ROCm / MIVisionX

MIVisionX toolkit is a set of comprehensive computer vision and machine intelligence libraries, utilities, and applications bundled into a single toolkit. AMD MIVisionX also delivers a highly optimized open-source implementation of the Khronos OpenVX™ and OpenVX™ Extensions.
https://rocm.docs.amd.com/projects/MIVisionX/en/latest/
MIT License
185 stars 72 forks source link

OpenVX Framework - Kernel execution on CPU #173

Closed bogdanul2003 closed 1 month ago

bogdanul2003 commented 4 years ago

Hi,

I was going through the code to understand a bit the implementation and how kernels get executed in parallel on CPU in case the graph has nodes that can be executed in parallel. Am I wrong or all nodes/kernels of a graph get executed in serial fashion on single core? At least this is what I understand when looking at agoExecuteGraph() function. Maybe for OpenCL the situation is different.

kiritigowda commented 4 years ago

@bogdanul2003 the nodes in the graph execute serially on a single core. The nodes themselves can use the available cores to execute parallel computation. OpenCL nodes occupy the required number of CUs when launched on a GPU.

rrawther commented 4 years ago

@bogdanul2003 just to add on what @kiritigowda, multiple sub_graphs can be created to run them in different cores. OpenCL always uses parallel threads on GPU

bogdanul2003 commented 4 years ago

One thing to mention, at the moment my workload is CPU based only. If I understand correctly, I need to compile the framework with OpenCL support so that I can get nodes executed in parallel on different CPU cores ? My question, I saw that I forgot to mention this, was more related to the case when you compile without opencl support. @rrawther is it possible to run sub_graphs on different coreas without opencl? I couldn't figure out who decides which sub_graphs can be executed on different cores.
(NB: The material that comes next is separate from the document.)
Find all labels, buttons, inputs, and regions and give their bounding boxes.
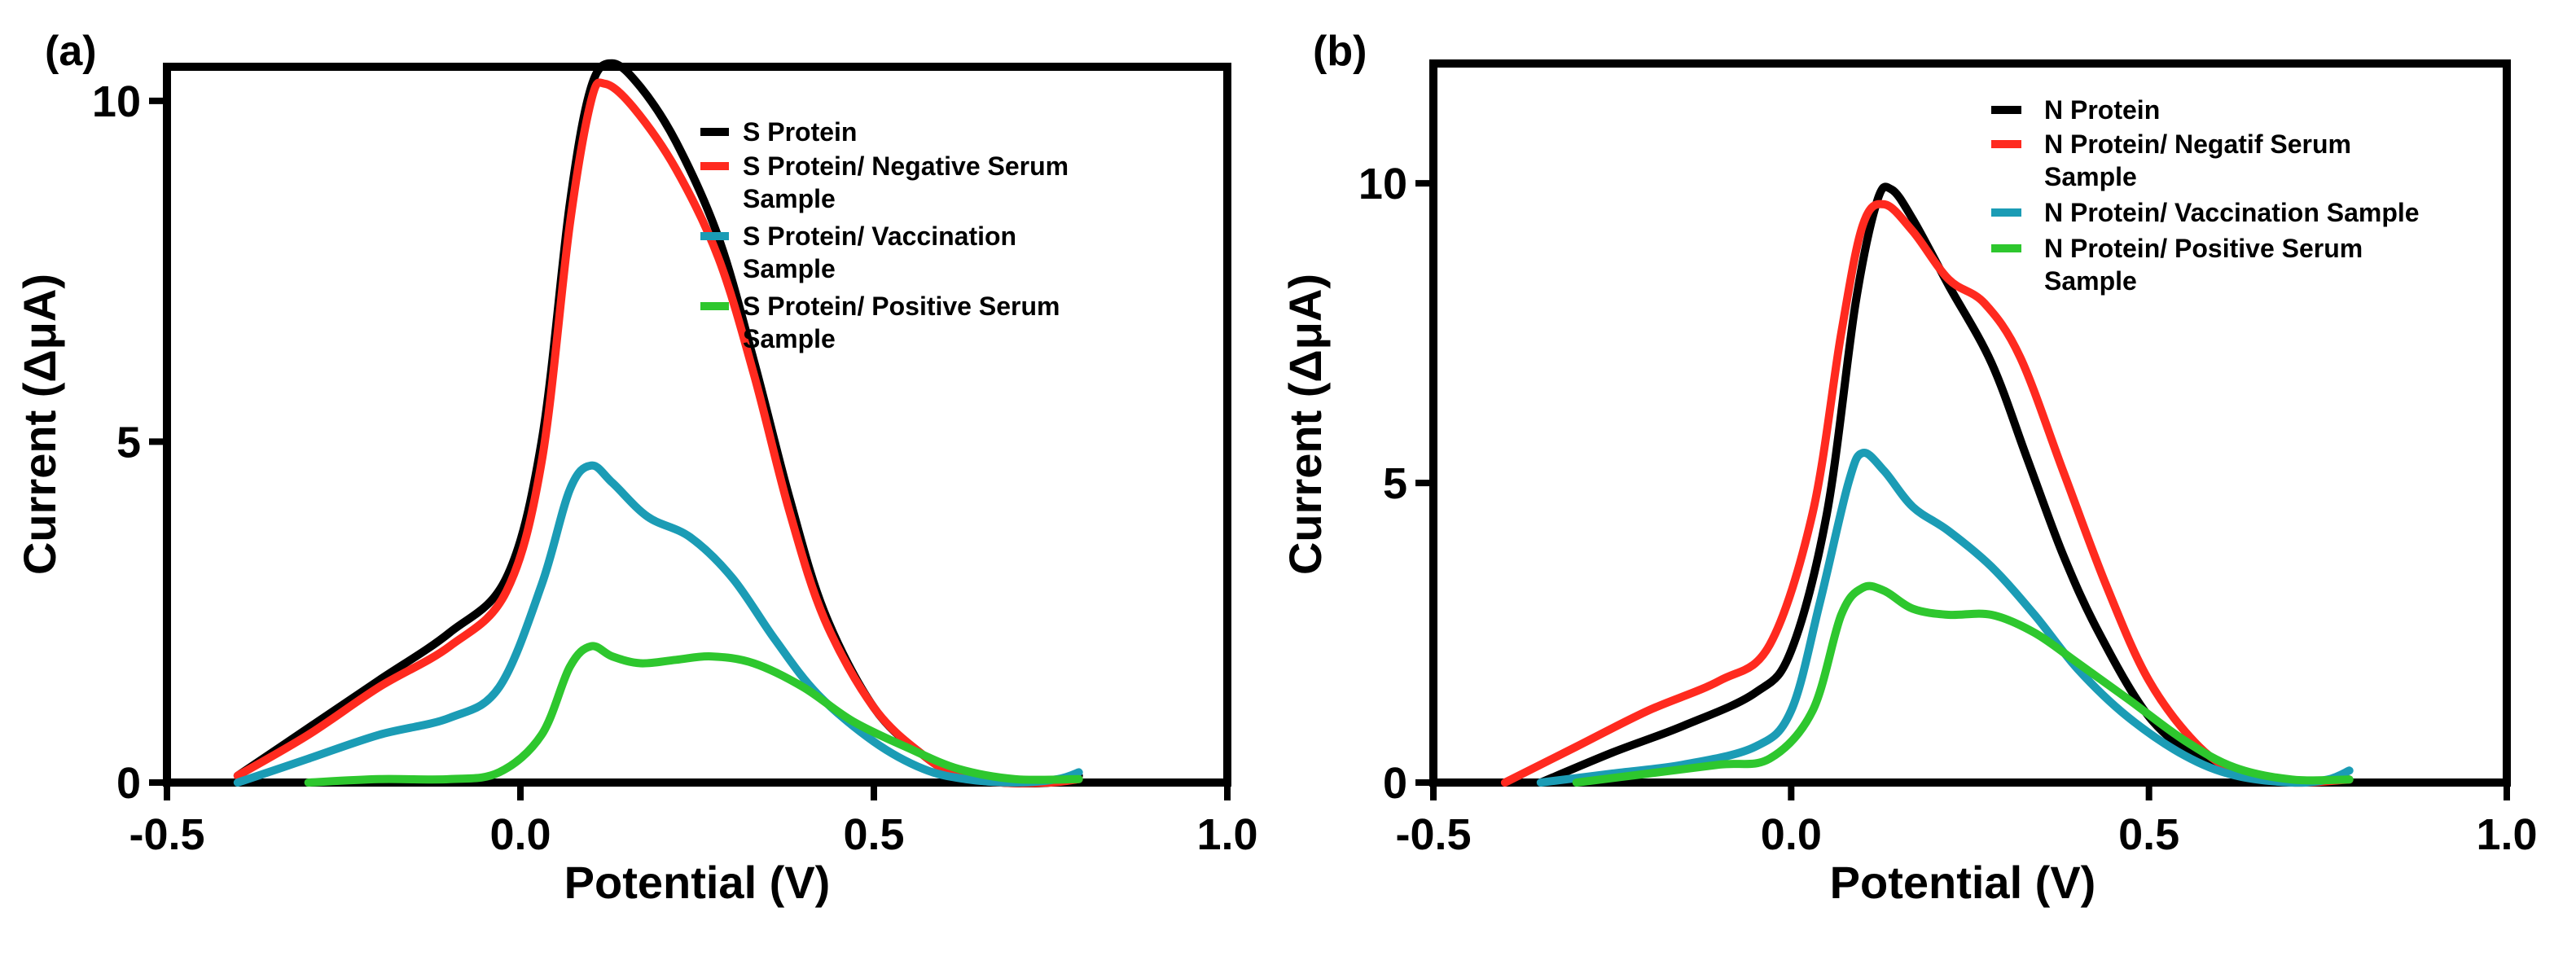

rrawther commented 4 years ago

@bogdanul2003 : Currently OpenCL implementation is only targeted for GPU only. We don't have an OpenCL implementation which gets executed in parallel on different CPU cores. Are you running on Windows or Linux? We have multithreading support for windows assuming you have separate graphs created for nodes which has to run in parallel. Because of data dependency most OpenVX graphs are executed sequentially in our current implementaion

bogdanul2003 commented 4 years ago

Thanks @rrawther . I thought that it can figure out which nodes can be executed in parallel depending on how you build your graph. Do you plan to add this feature also to the framework for CPU only workloads? Do you know if other implementations of OpenVX (Nvidia or Intel) offer this kind of optimization ?

rrawther commented 4 years ago

@bogdanul2003 Once the nodes are submitted to GPU, they can run in parallel provided no data dependancy. OpenVX framework checks if the input data is ready before a node is executed. We don't have much insight into Intel or NVidia. But We will be adding enhancements to our implementation in future.

bogdanul2003 commented 4 years ago

@rrawther thanks for the clarification. Can we keep this ticket open until this feature is added ?

rrawther commented 1 month ago

@kiritigowda: Can we close this issue as we are not going to support this feature in OpenVX framework for parallel CPU node execution.

rrawther commented 1 month ago

Closing this since we won't be adding this feature support in ROCm OpenVX framework. The users can create multiple OpenVX graphs on multiple threads to achieve parallelism on CPU nodes.